At the end of A Brother’s Journey, Richard Pelzer’s mother and three brothers are moving to Salt Lake City, Utah. He has the choice of joining them — unwanted — or staying behind. But where can he live? What can he live on? Defeated — he follows them. So continues Richard’s alcoholic mother’s physical abuse of Richard. But gradually he is growing up — not just in years but stature. His mother cannot treat him in quite the same way and mostly it is with neglect. Richard runs away and tries to commit suicide several times, and he has a stint with a foster home. He turns to soft drugs, then hard drugs. Finally he goes to live with John and Darlene Nichols who try to show him some family love. At the age of 21 he gets a full time job and tries to learn to be a big brother to the foster parents’ children.
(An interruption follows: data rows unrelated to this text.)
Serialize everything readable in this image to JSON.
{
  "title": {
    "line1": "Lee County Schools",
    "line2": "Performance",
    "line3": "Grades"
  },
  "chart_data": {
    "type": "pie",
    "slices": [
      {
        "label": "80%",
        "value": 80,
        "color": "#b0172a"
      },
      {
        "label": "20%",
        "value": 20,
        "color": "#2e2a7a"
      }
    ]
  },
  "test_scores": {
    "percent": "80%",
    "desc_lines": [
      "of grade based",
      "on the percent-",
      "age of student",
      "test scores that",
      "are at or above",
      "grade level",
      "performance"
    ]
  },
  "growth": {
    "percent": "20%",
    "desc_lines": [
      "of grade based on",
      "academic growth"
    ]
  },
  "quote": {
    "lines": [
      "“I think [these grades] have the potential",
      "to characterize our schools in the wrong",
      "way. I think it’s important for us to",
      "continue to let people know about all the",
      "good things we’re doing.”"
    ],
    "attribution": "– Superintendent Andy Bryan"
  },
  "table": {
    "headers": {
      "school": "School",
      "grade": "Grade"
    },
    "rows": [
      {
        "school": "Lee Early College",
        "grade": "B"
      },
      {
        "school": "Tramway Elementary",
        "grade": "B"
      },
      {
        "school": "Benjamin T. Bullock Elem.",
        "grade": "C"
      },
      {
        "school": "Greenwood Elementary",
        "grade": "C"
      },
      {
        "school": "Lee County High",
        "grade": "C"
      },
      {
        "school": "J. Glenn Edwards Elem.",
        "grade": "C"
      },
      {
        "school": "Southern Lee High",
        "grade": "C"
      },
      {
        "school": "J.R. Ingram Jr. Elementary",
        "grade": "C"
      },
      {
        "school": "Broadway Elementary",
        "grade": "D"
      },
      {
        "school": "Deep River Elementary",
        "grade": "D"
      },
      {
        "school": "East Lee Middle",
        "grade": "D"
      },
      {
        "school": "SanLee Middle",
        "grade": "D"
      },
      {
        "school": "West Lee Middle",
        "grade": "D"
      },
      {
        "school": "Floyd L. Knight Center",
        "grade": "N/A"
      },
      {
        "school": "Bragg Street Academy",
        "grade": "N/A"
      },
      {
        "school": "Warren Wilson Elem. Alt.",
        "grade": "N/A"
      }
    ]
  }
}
And begins to get his life together...An uplifting and inspiring story about someone who retains his religion and regains basic morals - despite everything going against him.

Blood of the Earth

China is now the world’s second largest energy consumer, trailing only behind America. And India has moved up into the fourth place behind Russia, after overtaking Japan in 2001. Dramatically changing the geopolitics of oil in the new century, China and India are rapidly expanding their navies as they become increasingly dependent on lines of oil tankers from the Middle East, posing the beginning of an eventual challenge to American hegemony in the Indian Ocean and the South China Sea. But while competition for oil sharpens — the world is approaching the projected peak oil output in 2012 - the number of countries able to export the commodity is shrinking. Those countries will be largely Muslim, or like Hugo Chavez’s Venezuela, hostile to Western interests. The potential shortage of oil sets the stage for the coming oil wars of the 21st century.

Roots

Tracing his ancestry through six generations — slaves and freedmen, farmers and blacksmiths, lawyers and architects — back to Africa, Alex Haley discovered a 16-year-old youth, Kunta Kinte. It was this young man, who had been torn from his homeland and in torment and anguish brought to the slave markets of the new world, who held the key to Haley’s deep and distant past.